Der Rückgang der Print-Ausgaben in der Zeitungsbranche zeigt eine seit Jahren fortgesetzte Abwärts-Entwicklung. Allein im letzten Quartal des Jahres 2016 gab es bei den täglich verkauften Zeitungen in Deutschland eine Einbuße von 7,27%, so die „Informationsgemeinschaft zur Feststellung der Verbreitung von Werbeträgern“ (IVW). Im Durchschnitt seien 16,95 Millionen Exemplare pro Tag verkauft worden.

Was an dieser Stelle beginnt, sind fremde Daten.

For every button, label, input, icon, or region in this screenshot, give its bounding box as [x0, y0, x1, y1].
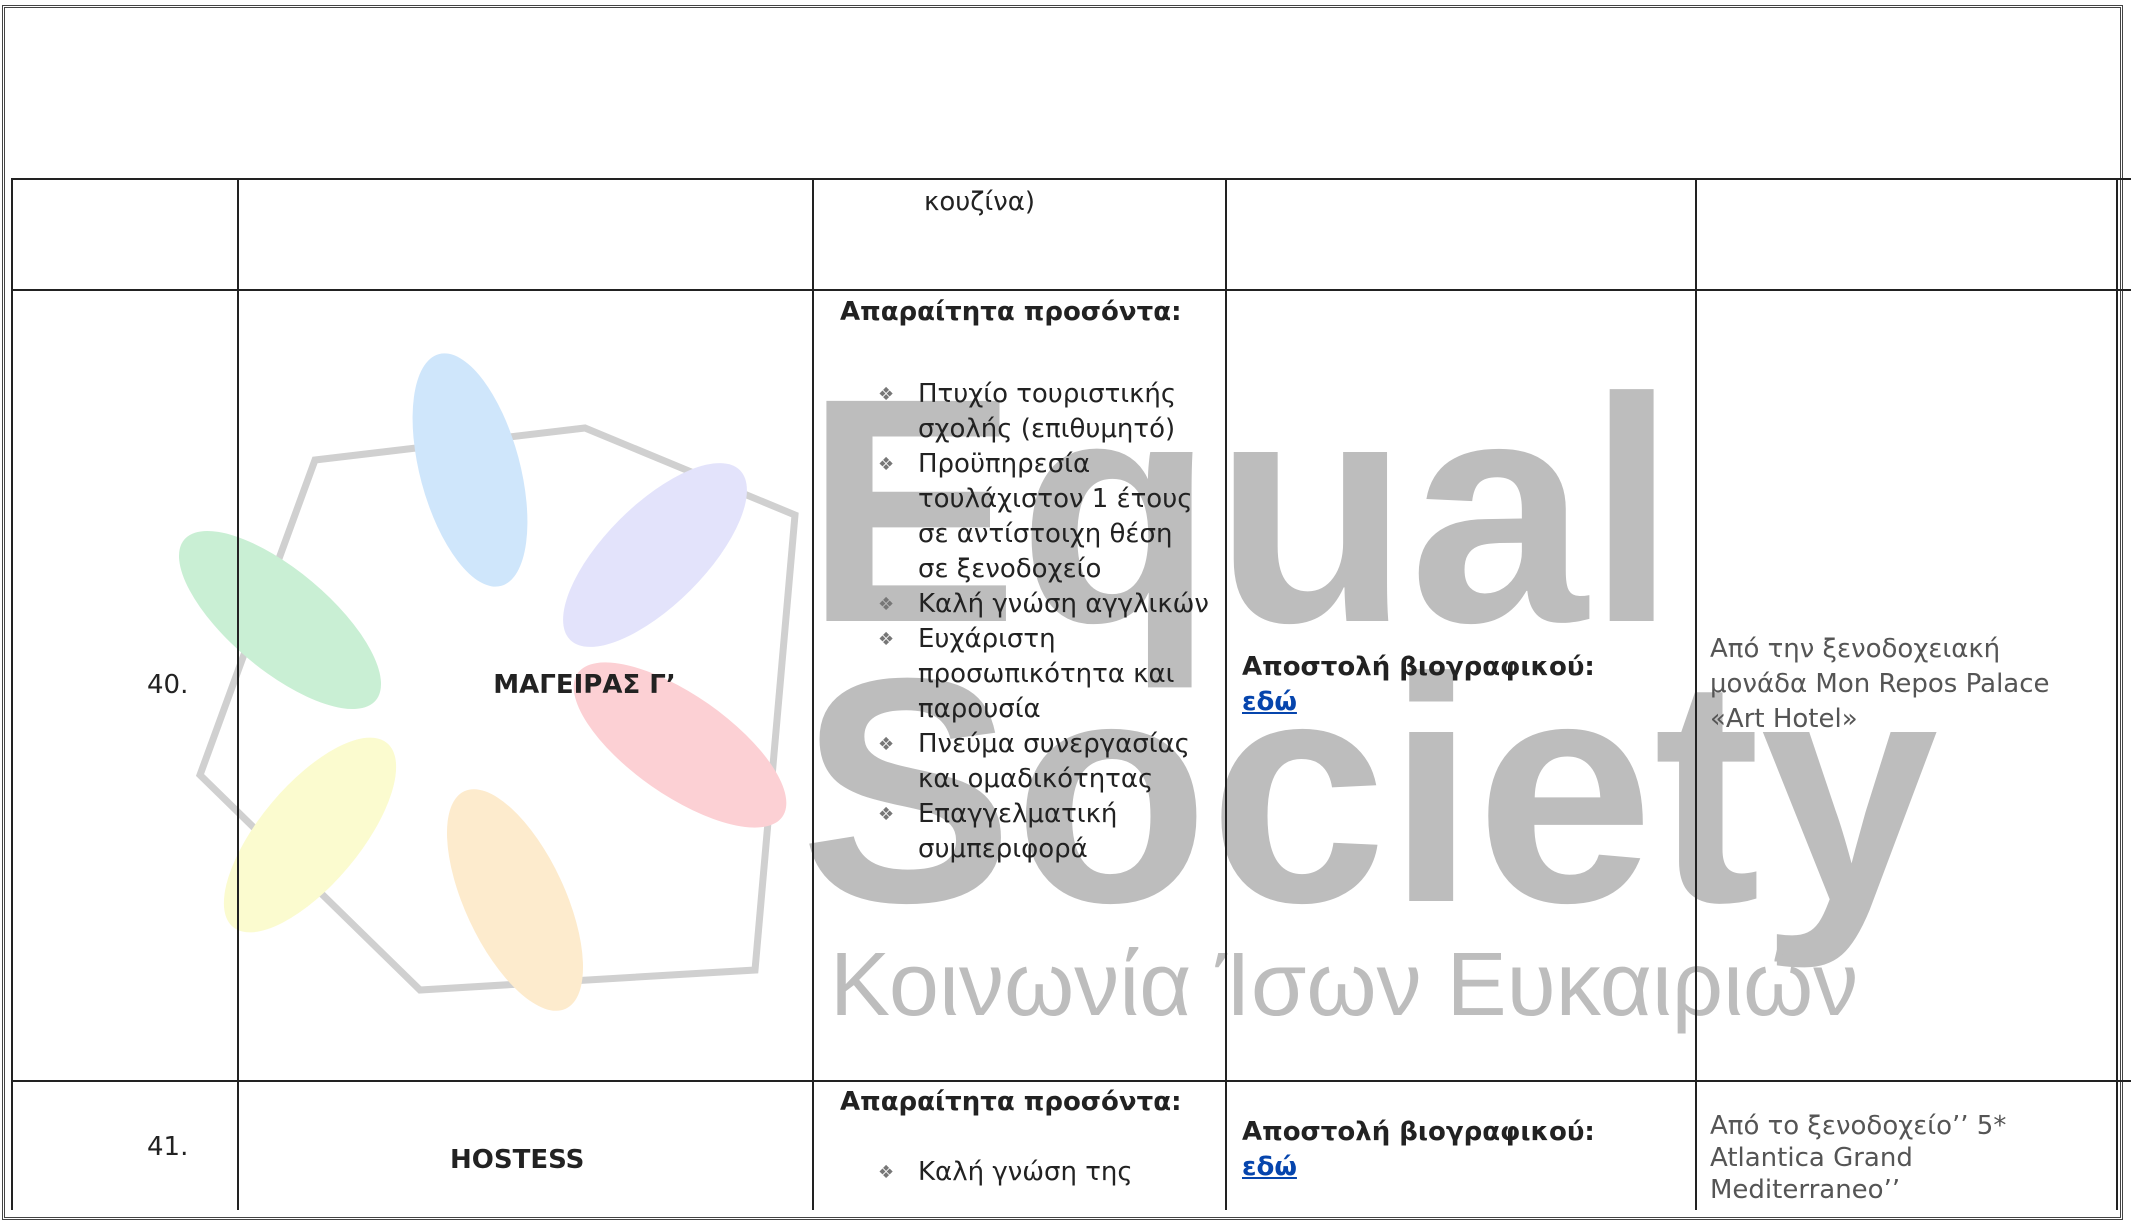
requirements-heading: Απαραίτητα προσόντα: [840, 297, 1182, 327]
apply-label: Αποστολή βιογραφικού: [1242, 651, 1595, 682]
apply-cell: Αποστολή βιογραφικού: εδώ [1242, 1115, 1595, 1185]
hand [563, 463, 747, 647]
col-border [2116, 178, 2118, 1210]
row-border [11, 1080, 2131, 1082]
requirements-list: Καλή γνώση της [870, 1155, 1210, 1190]
employer-text: Από το ξενοδοχείο’’ 5* Atlantica Grand M… [1710, 1111, 2007, 1205]
requirement-item: Πτυχίο τουριστικής σχολής (επιθυμητό) [870, 377, 1210, 447]
requirement-item: Ευχάριστη προσωπικότητα και παρουσία [870, 622, 1210, 727]
requirement-item: Προϋπηρεσία τουλάχιστον 1 έτους σε αντίσ… [870, 447, 1210, 587]
col-border [237, 178, 239, 1210]
col-border [1225, 178, 1227, 1210]
apply-link[interactable]: εδώ [1242, 686, 1297, 717]
requirements-text: κουζίνα) [924, 187, 1036, 217]
hand [223, 737, 397, 933]
hand [178, 530, 382, 710]
position-title: ΜΑΓΕΙΡΑΣ Γ’ [493, 669, 676, 700]
hand [446, 789, 584, 1011]
requirement-item: Καλή γνώση αγγλικών [870, 587, 1210, 622]
apply-link[interactable]: εδώ [1242, 1152, 1297, 1182]
position-title: HOSTESS [450, 1145, 585, 1175]
requirement-item: Επαγγελματική συμπεριφορά [870, 797, 1210, 867]
row-border [11, 178, 2131, 180]
logo-hexagon [195, 424, 799, 994]
col-border [1695, 178, 1697, 1210]
requirements-list: Πτυχίο τουριστικής σχολής (επιθυμητό)Προ… [870, 377, 1210, 867]
requirements-cell: Απαραίτητα προσόντα: Πτυχίο τουριστικής … [840, 295, 1220, 867]
row-number: 40. [147, 669, 189, 700]
hand [573, 662, 787, 828]
employer: Από την ξενοδοχειακή μονάδα Mon Repos Pa… [1710, 289, 2050, 1080]
requirements-cell: Απαραίτητα προσόντα: Καλή γνώση της [840, 1085, 1220, 1190]
requirements-heading: Απαραίτητα προσόντα: [840, 1087, 1182, 1117]
col-border [812, 178, 814, 1210]
watermark-text: Κοινωνία Ίσων Ευκαιριών [830, 935, 1859, 1035]
apply-cell: Αποστολή βιογραφικού: εδώ [1242, 289, 1682, 1080]
employer-text: Από την ξενοδοχειακή μονάδα Mon Repos Pa… [1710, 634, 2050, 734]
col-border [11, 178, 13, 1210]
apply-label: Αποστολή βιογραφικού: [1242, 1117, 1595, 1147]
employer: Από το ξενοδοχείο’’ 5* Atlantica Grand M… [1710, 1110, 2040, 1206]
hand [412, 353, 528, 587]
requirement-item: Καλή γνώση της [870, 1155, 1210, 1190]
row-number: 41. [147, 1132, 189, 1162]
row-border [11, 289, 2131, 291]
requirement-item: Πνεύμα συνεργασίας και ομαδικότητας [870, 727, 1210, 797]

Die BILD und BILD am Sonntag setzen ihren Auflagenrückgang anhaltend fort. Im ersten Quartal 2017 gingen die verkauften Exemplare im Vergleich zum Vorjahreszeitraum erneut mehr als 10% zurück. Nur noch 1,62 Millionen Exemplare der BILD (inklusive Fußball BILD) konnten im Durchschnitt pro Ausgabe verkauft werden. Die BILD setzt damit seit 2001 ununterbrochen ihren Rückgang im Print-Geschäft fort. Auch weitere Zeitungen aus dem Springer-Verlag, wie die Welt am Sonntag und die regionale B.Z., haben mehr als 10% Ihrer KäuferInnen oder AbonnentInnen verloren. Lediglich die Springer- Zeitung Welt hatte einen moderateren Rückgang von lediglich 2,8% zu verzeichnen.

Nichts desto trotz bleibt die BILD weiter mit Abstand die meist verkaufte überregionale Tageszeitung. In weitem Abstand folgen die Süddeutsche Zeitung mit 305.000 und die Frankfurter Allgemeine Zeitung mit 204.000 täglich verkauften Exemplaren. Auch hier gibt es mit 3,2% bzw. 6,4% einen deutlichen Auflagenrückgang.

Lediglich die rechte Zeitung Junge Freiheit (+9,7%) und der Freitag (+18,4%) konnten im Druckgeschäft zulegen.

Nicht erfasst sind in diesen Zahlen die immer weiter wachsenden Online-Angebote der Zeitungen. Die nüchternen Ziffern der Print-Produkte spiegeln also nicht ihre reale Reichweite im Pressebetrieb wider. Laut der Arbeitsgemeinschaft Online-Forschung e.V. (AGOF) besuchten täglich rund 667.000 verschiedene User die Webseite von BILD, 660.000 FOCUS Online und 595.000 SPIEGEL Online.